I could do the following

SELECT City
       , Name
       , CONCAT(City, '_', ROW_NUMBER() OVER (PARTITION BY City ORDER BY Name)) AS anon_name
  FROM employees
 GROUP BY City
          , Name;

which gives me what I want:

|   City |   Name | anon_name |
|--------|--------|-----------|
| London |    Joe |  London_1 |
| London |  Peter |  London_2 |
| London |    Tim |  London_3 |
|  Paris |  Alice |   Paris_1 |
|  Paris |   Lisa |   Paris_2 |
|  Paris | Sandra |   Paris_3 |
|  Paris |    Tim |   Paris_4 |

However, I am not very happy with the solution as the users can be derived as the number is simply assigned alphabetically.

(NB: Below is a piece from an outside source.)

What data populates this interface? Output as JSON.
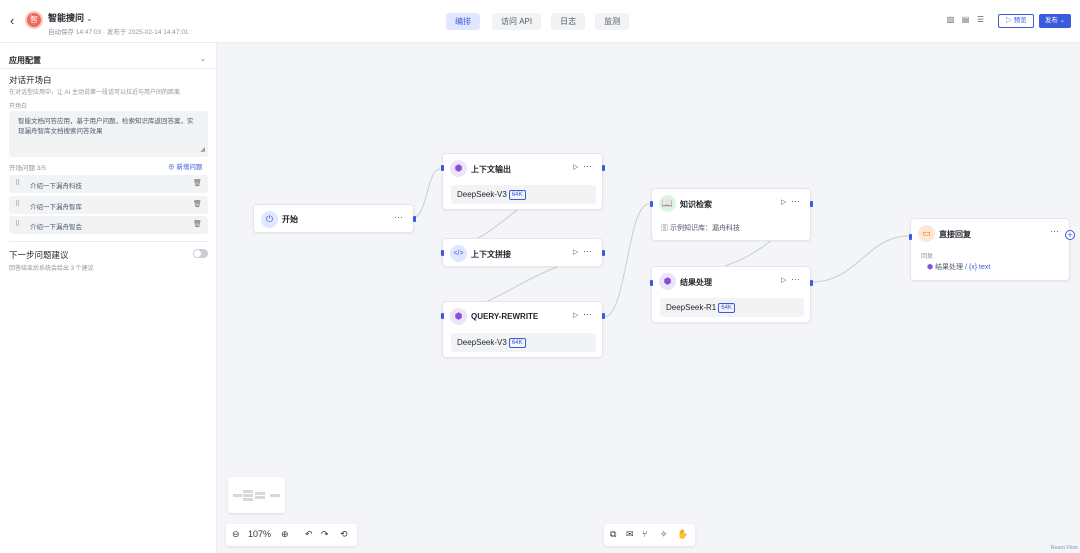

Instead of a sequence I could use NEWID():

SELECT City
       , Name
       , CONCAT(City, '_', NEWID()) AS anon_name
  FROM employees
 GROUP BY City
          , Name;
|   City |   Name |                                   anon_name |
|--------|--------|---------------------------------------------|
| London |    Joe | London_A06BFFC9-E122-4CB2-AFDE-B1980EC50A1F |
| London |  Peter | London_B153D072-F75A-4004-B922-189D64656AC1 |
| London |    Tim | London_AF40F949-5D55-4896-907F-17EE0165C569 |
|  Paris |  Alice |  Paris_9F779CFA-B799-409A-801B-9CC044295B13 |
|  Paris |   Lisa |  Paris_CFA8AB45-CCEF-4223-B86B-8A71A8335D13 |
|  Paris | Sandra |  Paris_1FEE5266-8FFF-431E-A76D-CB490FE77BB4 |
|  Paris |    Tim |  Paris_A7BAF19F-1B97-470D-BF41-81C5B6BFFCBA |

This generates quite long labels, but it is not possible to relate it to the name.

Hence, my question:

Can I get the short version (that is just a number suffix) which is however randomized such that the name cannot be easily derived from the number, such as in

|   City |   Name | anon_name |
|--------|--------|-----------|
| London |    Joe |  London_2 |
| London |  Peter |  London_1 |
| London |    Tim |  London_3 |
|  Paris |  Alice |   Paris_1 |
|  Paris |   Lisa |   Paris_2 |
|  Paris | Sandra |   Paris_4 |
|  Paris |    Tim |   Paris_3 |

Sample Data generated by:

CREATE TABLE employees
    ([City] varchar(8), [Name] varchar(8))
;
    
INSERT INTO employees
    ([City], [Name])
VALUES
    ('Paris', 'Tim'),
    ('Paris', 'Alice'),
    ('Paris', 'Sandra'),
    ('Paris', 'Sandra'),
    ('London', 'Joe'),
    ('London', 'Joe'),
    ('London', 'Tim'),
    ('London', 'Peter')
;

Solution

  • You can use newid() in the first expression:

    SELECT City, Name,
           CONCAT(City, '_', ROW_NUMBER() OVER (PARTITION BY City ORDER BY NEWID())) AS anon_name
    FROM employees
    GROUP BY City, Name;
    

    If you just want a randomized suffix, you could use checksum():

    SELECT City, Name,
           CONCAT(City, '_', CHECKSUM(Name)) AS anon_name
    FROM employees
    GROUP BY City, Name;
    

    However, there is the risk of collision -- where two users with the same name have different checksums. There are ways around this, if you don't want sequential ids.